31 October 2008, Halloween: Dancing On The Grave of Capitalism was supposed to be an event of partying and a light-hearted dig at the capitalist system. Instead it turned into a re-run of the March On The City, a wrestling match between anti-capitalist protestors and police, only this time it was colder, darker and with less people.
The interaction of the Metropolitan police units and the Canary Wharf private security seemed to kill the party atmosphere immediately, and the event, scheduled to last till “late”, was all over by 7pm.
Canary Wharf security also saw fit to obstruct, abuse human rights and even assault journalists trying to cover the event.
Other than that the only joy seemed to be various chants, which I failed to capture on film, but wished I had.
Protestors: “Whose streets? Our streets.”
City workers: “No they’re not. They’re our streets.”
Protestors: “The workers united will never be defeated.”

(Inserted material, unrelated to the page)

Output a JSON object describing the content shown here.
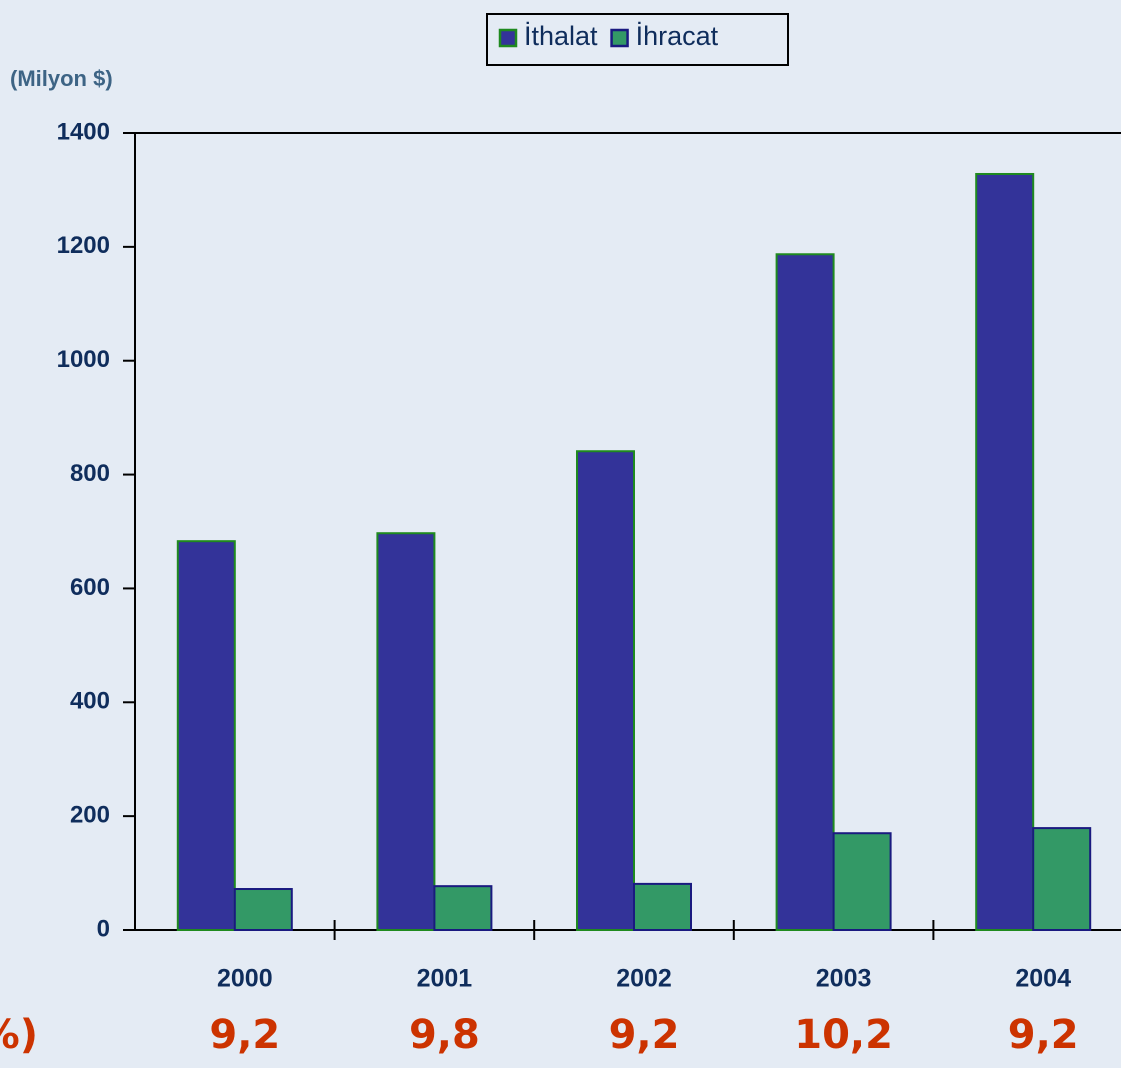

Police officer pushing them back: “Yes you will.”
The true fact of the matter is unfortunately, and in the context of what has arisen in the massing of public opposition to the £500 billion bailout, the police officer appears to be right – at the moment.
As the party, protest – call it what you want – capitalism is not dead. And there is no grave to dance on. Capitalism and all its dirty dealings and deeds just got unconditional bail. Bailed by us. The only hole in the ground is where the UK taxpayer’s money used to be.
Capitalism did not die on Black Friday, just as equally as the failing bailout banks did not get nationalised.